Quando o regulamento europeu contra a desflorestação se tornou vítima dos seus próprios adiamentos sucessivos
Em 17 de dezembro de 2025, O Parlamento Europeu votou com 405 votos a favor e 242 contra. o que, para os observadores atentos das políticas verdes europeias, já parecia uma formalidade: o adiamento pela segunda vez da Regulamento da UE relativo à Desflorestação (EUDR). Os grandes operadores terão agora tempo até 30 de dezembro de 2026 para se adequarem, enquanto os pequenos beneficiarão de um prazo ainda mais alargado – 30 de junho de 2027.
Para aqueles menos familiarizados com a saga EUDR, vale a pena reconstituir esta cronologia: adotado em abril de 2023 com o objetivo de combater as alterações climáticas, garantindo que os produtos comercializados na UE — madeira, cacau, café, soja, óleo de palma, borracha e produtos bovinos — não provenham de terras desmatadas, o regulamento deveria entrar em vigor em 30 de dezembro de 2024. Em dezembro de 2024, o primeiro adiamento adiou-o para 30 de dezembro de 2025. Agora, no final de 2025, o calendário mudou novamente – para 30 de dezembro de 2026.
Os motivos oficiais: técnicos, sempre técnicos
O motivo invocado para este novo adiamento parece familiar ao ponto de se tornar quase ritual: o sistema informático da União Europeia não está preparado para gerir o volume de declarações de diligência necessárias. A Comissária do Ambiente, Jessika Roswall, explicou em setembro de 2025 que a plataforma centralizada através da qual os operadores devem comprovar a proveniência dos produtos “não está preparada para gerir os volumes estimados”.
À primeira vista, o argumento não deixa de fazer sentido.

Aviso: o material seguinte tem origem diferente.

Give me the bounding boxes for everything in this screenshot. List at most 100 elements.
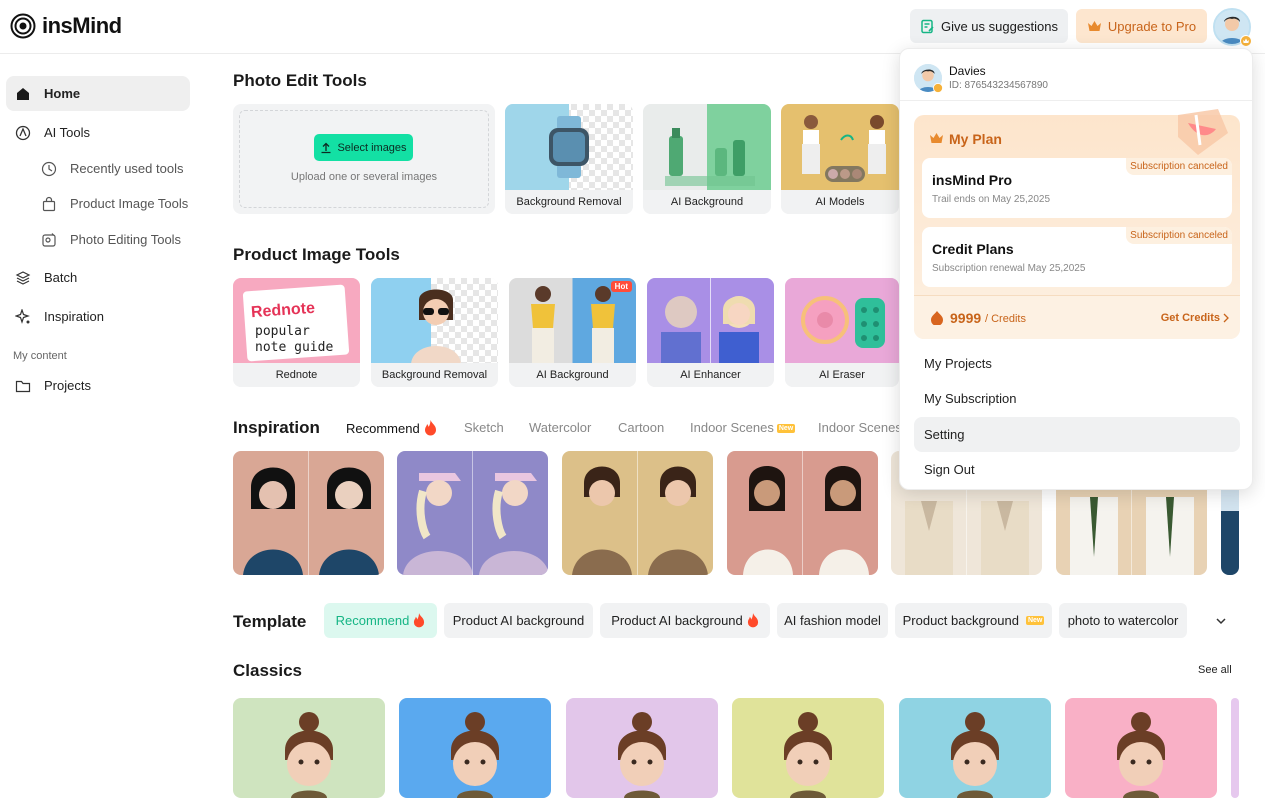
get-credits-link[interactable]: Get Credits — [1161, 312, 1220, 324]
see-all-link[interactable]: See all — [1198, 664, 1232, 676]
inspiration-card[interactable] — [233, 451, 384, 575]
tool-card-ai-models[interactable]: AI Models — [781, 104, 899, 214]
plan-card-credit-plans: Subscription canceled Credit Plans Subsc… — [922, 227, 1232, 287]
crown-icon — [1087, 20, 1101, 31]
sidebar-item-label: Product Image Tools — [70, 196, 189, 211]
logo-text: insMind — [42, 13, 122, 38]
tab-recommend[interactable]: Recommend — [346, 420, 437, 436]
sidebar-item-photo-editing-tools[interactable]: Photo Editing Tools — [6, 222, 190, 257]
tool-label: Background Removal — [505, 190, 633, 214]
dropdown-user-name: Davies — [949, 64, 986, 78]
product-tool-ai-background[interactable]: Hot AI Background — [509, 278, 636, 387]
top-header: insMind Give us suggestions Upgrade to P… — [0, 0, 1265, 54]
tab-label: Recommend — [346, 420, 420, 436]
new-badge: New — [1025, 616, 1045, 625]
tool-thumbnail — [781, 104, 899, 190]
tool-thumbnail: Hot — [509, 278, 636, 363]
tab-label: Indoor Scenes — [690, 420, 774, 435]
credits-coin-icon — [931, 311, 943, 325]
product-tool-ai-enhancer[interactable]: AI Enhancer — [647, 278, 774, 387]
upload-icon — [321, 142, 331, 153]
crown-icon — [930, 133, 943, 143]
inspiration-card[interactable] — [562, 451, 713, 575]
template-chip-product-ai-background[interactable]: Product AI background — [444, 603, 593, 638]
photo-edit-tools-title: Photo Edit Tools — [233, 71, 367, 90]
sidebar-item-inspiration[interactable]: Inspiration — [6, 299, 190, 334]
inspiration-card[interactable] — [727, 451, 878, 575]
home-icon — [14, 85, 32, 103]
tool-card-background-removal[interactable]: Background Removal — [505, 104, 633, 214]
product-image-tools-title: Product Image Tools — [233, 245, 400, 264]
plan-card-title: Credit Plans — [932, 241, 1014, 257]
credits-amount: 9999 — [950, 310, 982, 326]
user-dropdown-menu: Davies ID: 876543234567890 My Plan Subsc… — [899, 48, 1253, 490]
chip-label: Recommend — [335, 613, 410, 628]
template-chip-product-background[interactable]: Product background New — [895, 603, 1052, 638]
pro-badge-icon — [933, 83, 943, 93]
menu-item-setting[interactable]: Setting — [914, 417, 1240, 452]
classics-card[interactable] — [399, 698, 551, 798]
classics-card-partial[interactable] — [1231, 698, 1239, 798]
tool-label: Background Removal — [371, 363, 498, 387]
menu-item-my-subscription[interactable]: My Subscription — [914, 381, 1240, 416]
logo-icon — [10, 13, 36, 39]
product-tool-ai-eraser[interactable]: AI Eraser — [785, 278, 899, 387]
subscription-status-badge: Subscription canceled — [1126, 227, 1232, 244]
classics-card[interactable] — [899, 698, 1051, 798]
menu-item-my-projects[interactable]: My Projects — [914, 346, 1240, 381]
tool-thumbnail — [505, 104, 633, 190]
plan-card-insmind-pro: Subscription canceled insMind Pro Trail … — [922, 158, 1232, 218]
sidebar-item-recently-used-tools[interactable]: Recently used tools — [6, 151, 190, 186]
tool-label: Rednote — [233, 363, 360, 387]
plan-card-subtitle: Trail ends on May 25,2025 — [932, 194, 1051, 205]
chevron-down-icon[interactable] — [1214, 614, 1228, 628]
hot-badge: Hot — [610, 281, 632, 292]
sidebar-item-ai-tools[interactable]: AI Tools — [6, 115, 190, 150]
give-suggestions-button[interactable]: Give us suggestions — [910, 9, 1068, 43]
tool-card-ai-background[interactable]: AI Background — [643, 104, 771, 214]
menu-item-sign-out[interactable]: Sign Out — [914, 452, 1240, 487]
edit-note-icon — [921, 19, 934, 33]
folder-icon — [14, 377, 32, 395]
tab-indoor-scenes[interactable]: Indoor Scenes New — [690, 420, 796, 435]
tool-thumbnail — [785, 278, 899, 363]
dropdown-user-id: ID: 876543234567890 — [949, 80, 1048, 91]
tab-cartoon[interactable]: Cartoon — [618, 420, 664, 435]
product-tool-background-removal[interactable]: Background Removal — [371, 278, 498, 387]
tab-indoor-scenes-2[interactable]: Indoor Scenes — [818, 420, 900, 435]
tab-sketch[interactable]: Sketch — [464, 420, 504, 435]
template-chip-ai-fashion-model[interactable]: AI fashion model — [777, 603, 888, 638]
tab-watercolor[interactable]: Watercolor — [529, 420, 591, 435]
plan-card-title: insMind Pro — [932, 172, 1013, 188]
classics-title: Classics — [233, 661, 302, 680]
sidebar-item-label: Projects — [44, 378, 91, 393]
inspiration-card[interactable] — [397, 451, 548, 575]
fire-icon — [424, 420, 436, 436]
plan-card-subtitle: Subscription renewal May 25,2025 — [932, 263, 1086, 274]
upgrade-to-pro-button[interactable]: Upgrade to Pro — [1076, 9, 1207, 43]
template-chip-recommend[interactable]: Recommend — [324, 603, 437, 638]
tool-thumbnail — [647, 278, 774, 363]
sidebar-item-projects[interactable]: Projects — [6, 368, 190, 403]
upgrade-to-pro-label: Upgrade to Pro — [1107, 18, 1197, 34]
classics-card[interactable] — [233, 698, 385, 798]
classics-card[interactable] — [732, 698, 884, 798]
give-suggestions-label: Give us suggestions — [940, 18, 1059, 34]
credits-row: 9999 / Credits Get Credits — [914, 295, 1240, 339]
product-tool-rednote[interactable]: Rednote popular note guide Rednote — [233, 278, 360, 387]
my-plan-title: My Plan — [949, 131, 1002, 147]
select-images-button[interactable]: Select images — [314, 134, 413, 161]
pro-badge-icon — [1240, 35, 1252, 47]
photo-edit-icon — [40, 231, 58, 249]
sidebar-item-product-image-tools[interactable]: Product Image Tools — [6, 186, 190, 221]
template-chip-photo-to-watercolor[interactable]: photo to watercolor — [1059, 603, 1187, 638]
upload-hint: Upload one or several images — [290, 171, 438, 183]
template-title: Template — [233, 612, 307, 631]
classics-card[interactable] — [1065, 698, 1217, 798]
template-chip-product-ai-background-hot[interactable]: Product AI background — [600, 603, 770, 638]
sidebar-item-batch[interactable]: Batch — [6, 260, 190, 295]
logo[interactable]: insMind — [10, 13, 122, 39]
sidebar-item-home[interactable]: Home — [6, 76, 190, 111]
classics-card[interactable] — [566, 698, 718, 798]
sidebar-item-label: Batch — [44, 270, 78, 285]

Mas para aqueles que acompanharam de perto a evolução da EUDR, a razão técnica encobre uma realidade muito mais complexa. Anke Schulmeister-Oldenhove, da WWF, resumiu essa frustração: “Se esse problema técnico é real, ele demonstra não apenas incompetência, mas também falta de vontade política para investir na implementação atempada.”
O paradoxo da preparação: quem investiu e quem esperou
O que torna este adiamento ainda mais irónico é que ele ocorre exatamente no momento em que muitas grandes empresas — aquelas que levaram a regulamentação a sério desde o início — investiram maciçamente em sistemas de conformidade. Elas alertaram que o adiamento criará novas incertezas para as empresas e penalizará injustamente as empresas que já investiram em sistemas para se adequarem às novas regulamentações.
“Muitas empresas passaram a maior parte dos anos de 2024 e 2025 a preparar-se para o prazo final no final de 2025 – desenvolvendo plataformas para gestão de dados, renegociando contratos com fornecedores e mapeando pontos de origem de alto risco”, observam os analistas da empresa de consultoria jurídica Bergeson & Campbell. “Um adiamento de última hora corre o risco de desgastar as equipas internas que precisam continuar a apoiar esses esforços sem clareza regulatória.”
É um paradoxo que poderia parecer cómico se não fosse tão sério: as empresas preparadas exigem a aplicação da lei, enquanto os legisladores continuam a adiar. Uma coligação de empresas e ONG dos setores alimentar, cacau, café, óleo de palma, borracha e madeira argumentou recentemente que “a incerteza renovada geraria custos substanciais irrecuperáveis” para as empresas que já investiram massivamente em sistemas de conformidade com a EUDR e “recompensaria os intervenientes menos preparados”.”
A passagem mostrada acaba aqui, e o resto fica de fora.